Britain's economy rebounded by a record 15.5 per cent over the summer but remains significantly weaker than before the pandemic, official figures show.
According to preliminary figures released on Thursday by the Office for National Statistics (ONS), the 15.5 per cent rebound observed in the three months to September was the largest leap recorded since records began in 1955.
It also means that Britain has exited its recession following a record 19.8 per cent dive in the second quarter.
But despite the massive rebound, the economy remains 8.2 per cent below the levels seen in February 2020, before the impact of the COVID-19 pandemic started being felt, the ONS noted.

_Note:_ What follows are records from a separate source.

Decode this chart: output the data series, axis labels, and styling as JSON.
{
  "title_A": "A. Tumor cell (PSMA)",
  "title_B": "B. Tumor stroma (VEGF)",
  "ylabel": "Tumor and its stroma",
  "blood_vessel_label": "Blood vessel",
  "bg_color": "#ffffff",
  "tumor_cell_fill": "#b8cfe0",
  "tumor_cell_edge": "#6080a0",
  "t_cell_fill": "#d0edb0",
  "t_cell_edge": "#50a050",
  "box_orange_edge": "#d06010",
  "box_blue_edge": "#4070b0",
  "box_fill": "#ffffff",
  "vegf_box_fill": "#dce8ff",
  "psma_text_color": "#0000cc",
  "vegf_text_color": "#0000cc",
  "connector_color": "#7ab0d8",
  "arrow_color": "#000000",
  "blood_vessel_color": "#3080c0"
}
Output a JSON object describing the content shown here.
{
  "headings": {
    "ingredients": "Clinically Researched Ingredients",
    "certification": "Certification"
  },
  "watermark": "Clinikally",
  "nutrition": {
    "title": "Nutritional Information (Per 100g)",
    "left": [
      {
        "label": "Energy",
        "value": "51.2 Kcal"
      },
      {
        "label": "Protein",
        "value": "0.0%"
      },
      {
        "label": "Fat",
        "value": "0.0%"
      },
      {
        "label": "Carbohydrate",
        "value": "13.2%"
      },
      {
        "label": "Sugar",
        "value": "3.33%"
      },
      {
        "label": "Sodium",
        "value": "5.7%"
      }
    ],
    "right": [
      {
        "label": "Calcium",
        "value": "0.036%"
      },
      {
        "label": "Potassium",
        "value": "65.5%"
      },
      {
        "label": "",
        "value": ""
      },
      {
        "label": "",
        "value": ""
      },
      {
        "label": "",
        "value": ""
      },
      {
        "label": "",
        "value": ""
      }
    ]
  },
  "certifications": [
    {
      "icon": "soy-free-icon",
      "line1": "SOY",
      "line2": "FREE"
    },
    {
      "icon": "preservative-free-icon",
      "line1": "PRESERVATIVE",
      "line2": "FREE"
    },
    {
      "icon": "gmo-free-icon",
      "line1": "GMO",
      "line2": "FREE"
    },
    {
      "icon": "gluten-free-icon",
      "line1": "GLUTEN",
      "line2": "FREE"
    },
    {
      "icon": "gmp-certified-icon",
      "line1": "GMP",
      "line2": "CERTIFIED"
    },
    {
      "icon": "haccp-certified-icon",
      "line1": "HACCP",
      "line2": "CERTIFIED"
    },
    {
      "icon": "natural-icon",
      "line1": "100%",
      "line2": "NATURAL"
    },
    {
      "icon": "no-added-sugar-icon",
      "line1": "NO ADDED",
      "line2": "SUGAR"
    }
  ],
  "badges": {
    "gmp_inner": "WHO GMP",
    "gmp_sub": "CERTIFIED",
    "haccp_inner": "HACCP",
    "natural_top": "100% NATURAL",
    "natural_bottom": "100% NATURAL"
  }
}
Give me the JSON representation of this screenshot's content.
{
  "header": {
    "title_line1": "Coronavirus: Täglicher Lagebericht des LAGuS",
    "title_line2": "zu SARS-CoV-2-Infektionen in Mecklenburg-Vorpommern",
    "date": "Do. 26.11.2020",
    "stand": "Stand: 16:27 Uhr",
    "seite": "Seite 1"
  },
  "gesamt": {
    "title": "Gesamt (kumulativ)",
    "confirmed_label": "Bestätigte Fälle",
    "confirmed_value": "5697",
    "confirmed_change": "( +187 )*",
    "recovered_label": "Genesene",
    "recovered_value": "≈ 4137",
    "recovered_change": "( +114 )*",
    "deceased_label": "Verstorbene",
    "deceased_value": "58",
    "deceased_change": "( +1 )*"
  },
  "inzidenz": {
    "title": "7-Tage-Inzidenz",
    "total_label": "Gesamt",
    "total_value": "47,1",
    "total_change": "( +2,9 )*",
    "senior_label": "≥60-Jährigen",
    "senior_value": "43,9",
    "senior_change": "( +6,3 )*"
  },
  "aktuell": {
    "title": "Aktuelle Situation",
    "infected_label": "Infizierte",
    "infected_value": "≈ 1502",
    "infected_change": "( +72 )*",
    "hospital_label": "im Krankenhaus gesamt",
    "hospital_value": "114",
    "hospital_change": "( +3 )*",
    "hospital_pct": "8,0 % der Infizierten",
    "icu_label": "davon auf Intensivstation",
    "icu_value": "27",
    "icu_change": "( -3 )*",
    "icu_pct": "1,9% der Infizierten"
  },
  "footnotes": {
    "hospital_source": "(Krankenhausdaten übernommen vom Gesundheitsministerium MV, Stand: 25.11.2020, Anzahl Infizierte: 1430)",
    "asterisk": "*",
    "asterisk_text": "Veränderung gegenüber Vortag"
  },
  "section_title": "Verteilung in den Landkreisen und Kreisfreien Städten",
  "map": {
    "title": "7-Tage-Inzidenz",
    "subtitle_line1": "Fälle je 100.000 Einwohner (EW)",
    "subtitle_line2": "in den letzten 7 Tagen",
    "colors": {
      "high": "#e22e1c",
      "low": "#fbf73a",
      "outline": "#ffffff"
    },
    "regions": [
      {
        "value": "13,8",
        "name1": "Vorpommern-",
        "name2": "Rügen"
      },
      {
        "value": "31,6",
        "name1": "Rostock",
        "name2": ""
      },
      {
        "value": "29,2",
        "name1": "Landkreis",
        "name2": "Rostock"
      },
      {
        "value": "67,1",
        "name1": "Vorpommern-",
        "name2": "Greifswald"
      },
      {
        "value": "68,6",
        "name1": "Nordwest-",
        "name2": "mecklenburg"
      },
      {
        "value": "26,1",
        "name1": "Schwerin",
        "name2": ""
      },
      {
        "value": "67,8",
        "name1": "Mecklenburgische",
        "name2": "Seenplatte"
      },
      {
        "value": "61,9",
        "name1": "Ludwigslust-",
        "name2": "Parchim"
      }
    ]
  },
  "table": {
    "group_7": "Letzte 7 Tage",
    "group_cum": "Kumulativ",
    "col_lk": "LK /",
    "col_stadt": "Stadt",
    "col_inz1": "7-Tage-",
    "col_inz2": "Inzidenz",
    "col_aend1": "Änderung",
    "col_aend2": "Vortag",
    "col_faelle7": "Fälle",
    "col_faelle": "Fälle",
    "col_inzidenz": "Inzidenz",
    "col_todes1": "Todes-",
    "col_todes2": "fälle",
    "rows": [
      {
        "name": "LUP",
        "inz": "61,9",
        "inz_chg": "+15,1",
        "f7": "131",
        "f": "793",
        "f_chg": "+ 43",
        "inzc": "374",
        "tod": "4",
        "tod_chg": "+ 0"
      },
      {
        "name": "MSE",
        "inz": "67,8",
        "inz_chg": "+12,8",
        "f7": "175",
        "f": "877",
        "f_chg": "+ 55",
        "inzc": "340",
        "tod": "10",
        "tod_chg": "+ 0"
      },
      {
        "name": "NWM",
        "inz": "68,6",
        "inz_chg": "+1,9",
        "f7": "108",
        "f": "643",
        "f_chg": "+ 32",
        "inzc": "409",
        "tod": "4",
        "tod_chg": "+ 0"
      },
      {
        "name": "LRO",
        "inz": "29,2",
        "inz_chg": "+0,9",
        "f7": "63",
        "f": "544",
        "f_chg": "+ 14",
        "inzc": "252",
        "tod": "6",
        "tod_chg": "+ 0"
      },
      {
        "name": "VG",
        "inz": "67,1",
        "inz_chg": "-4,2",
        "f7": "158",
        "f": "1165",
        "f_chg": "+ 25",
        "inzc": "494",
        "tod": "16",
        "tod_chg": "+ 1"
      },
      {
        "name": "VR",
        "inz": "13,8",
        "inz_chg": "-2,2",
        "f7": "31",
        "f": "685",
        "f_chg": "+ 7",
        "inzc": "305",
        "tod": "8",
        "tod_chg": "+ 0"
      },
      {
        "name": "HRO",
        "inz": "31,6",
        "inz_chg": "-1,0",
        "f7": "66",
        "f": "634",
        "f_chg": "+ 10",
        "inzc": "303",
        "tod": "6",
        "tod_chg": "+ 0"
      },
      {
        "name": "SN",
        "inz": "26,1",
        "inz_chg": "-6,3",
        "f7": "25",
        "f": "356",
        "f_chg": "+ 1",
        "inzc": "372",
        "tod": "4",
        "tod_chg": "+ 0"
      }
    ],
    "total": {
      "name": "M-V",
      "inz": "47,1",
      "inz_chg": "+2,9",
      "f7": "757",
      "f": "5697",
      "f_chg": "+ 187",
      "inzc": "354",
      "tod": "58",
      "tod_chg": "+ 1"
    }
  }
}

The record quarterly rise was attributed to the lifting of COVID-19 restrictions from June onwards but monthly data reveal trouble lurks ahead.
Although the economy grew for a fifth month in a row, the rate of growth has continued its decline from the June peak with a 1.1 per cent rise in September.
That slowdown was recorded before new restrictions to fight a second wave of the pandemic were announced.
In mid-October, the government unveiled a multi-tier system to combat the epidemic which led to the imposition of tough restrictions in several big cities including Liverpool and Manchester. This was followed by the introduction of a second national lockdown last week.
The ONS said that in one of its surveys carried out between October 5 and 18, 45 per cent of businesses currently trading reported that their turnover had decreased below what is normally expected for October.